The aim of this study was to determine the anti-QS potential of ethanol extracts and essential oils from Indonesian medicinal plants with a potential to a possible use in controlling detrimental infections. Quorum sensing in P. aeruginosa has been well studied. This organism has two QS systems, LasR/I and RhlR/I systems. The lasI produces diffusible extracellular signal, N-(3-oxododecanoyl)-L-homoserine lactone (3-oxo-C12-HSL) which binds with LasR to activate a number of virulence genes and biofilm maturation, and to regulate the expression of LasI. In the Rhl system, the RhlI synthase produces N-butyryl-L-homoserine lactone (C4-HSL), which interacts with RhlR protein and activated C4-HSL-RhlR complex, further stimulates the expression of RhlI, virulence genes and biofilm associated genes and biofilm associated genes.25
P. aeruginosa produces a third signalling molecule, 2-heptyl-3-hydroxy-4(1H)-quinolone, called Pseudomonas quinolone signal (PQS). It is produced by the pqs (pqsABCDE) operon and pqsH gene, wherein the pqsABCDE operon products synthesize 2-heptyl-4-hydroxyquinoline (HHQ), and the PqsH converts HHQ into PQS. PQS diffuses in and out of the cell, accumulates in the environment, and when a threshold concentration reached, it binds to the regulator protein, PqsR, which modulates genes encoding virulence factors and the synthesis of PQS itself, resulting in autoinduction.25
There are several reports in literature that propose different mechanisms of quorum sensing inhibition by natural products, either by inhibition of the signal molecule biosynthesis,26 preventing the binding of the AHL molecules to its receptors6 or enzymatic inactivation and biodegradation of the quorum sensing signalling molecules.27
Plants are the sources of varied bioactive metabolites which useful for the development of successful and effective drugs. Various plants have demonstrated the ability to interfere with microbial QS systems that further and control its virulence. Vanilla (Vanilla planifolia), garlic (Allium sativum), weeping bottlebrush (Callistemon viminalis), Zaragoza mangrove (Conocarpus erectus), graceful sandmat (Chamaesyce hypericifolia), black olive (Bucida buceras), Florida clover ash (Tetrazygia bicolour), and southern live oak (Quercus virginiana), showed quorum sensing inhibitory properties against C. violaceum and Agrobacterium tumefaciens.5 Study from Zahin et al.13 Chong et al.28 and Priya et al.29 also revealed quorum sensing property of Mangifera indica, Punica granatum, Myristica cinnamomea and Phyllanthus amarus, which showed efficacy in regulating violacein production of C. violaceum and inhibiting motility of P. aeruginosa.
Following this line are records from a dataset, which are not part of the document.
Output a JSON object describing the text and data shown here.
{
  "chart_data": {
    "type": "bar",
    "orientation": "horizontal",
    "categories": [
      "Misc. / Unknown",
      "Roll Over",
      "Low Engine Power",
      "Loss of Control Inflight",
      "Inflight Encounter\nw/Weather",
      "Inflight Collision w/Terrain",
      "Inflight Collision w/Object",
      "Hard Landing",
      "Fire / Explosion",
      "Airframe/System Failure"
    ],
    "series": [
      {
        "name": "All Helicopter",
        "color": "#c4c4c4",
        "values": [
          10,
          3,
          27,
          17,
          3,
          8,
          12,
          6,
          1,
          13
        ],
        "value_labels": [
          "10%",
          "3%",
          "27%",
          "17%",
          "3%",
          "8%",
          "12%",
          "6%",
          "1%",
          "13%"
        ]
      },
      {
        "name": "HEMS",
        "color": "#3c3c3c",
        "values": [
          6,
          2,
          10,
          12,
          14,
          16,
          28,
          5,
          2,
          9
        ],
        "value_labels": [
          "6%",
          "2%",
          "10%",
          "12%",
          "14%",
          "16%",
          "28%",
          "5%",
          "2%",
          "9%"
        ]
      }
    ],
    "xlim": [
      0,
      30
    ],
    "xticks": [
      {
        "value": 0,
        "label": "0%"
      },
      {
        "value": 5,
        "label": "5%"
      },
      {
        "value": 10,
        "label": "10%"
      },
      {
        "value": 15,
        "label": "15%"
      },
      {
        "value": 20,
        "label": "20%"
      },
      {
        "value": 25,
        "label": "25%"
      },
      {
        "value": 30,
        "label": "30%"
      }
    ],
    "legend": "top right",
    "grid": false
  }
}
The result in our study have revealed that the ethanol extract of T. catappa leaves and A. alitilis flower significantly inhibit the quorum sensing mechanism of P. aeruginosa PAO1 as indicated by a reduction in pyocyanin production, inhibition of P. aeruginosa motility, reduction in LasA protease production and inhibition of P. aeruginosa biofilm formation which is an important trait for its pathogenicity. It is concluded that anti-QS is as important as antibacterial activity as it will unlikely cause resistance problems as it does not pose selection pressure.
In conclusion, the finding from this study conclusively demonstrated the in vitro antiquorum sensing activity of T. catappa and A. alitilis ethanol extract, makes them as an interesting sources to be used in the development of new antipathogenic drug. Further purification of the active compounds may be suggested on the basis of the present study.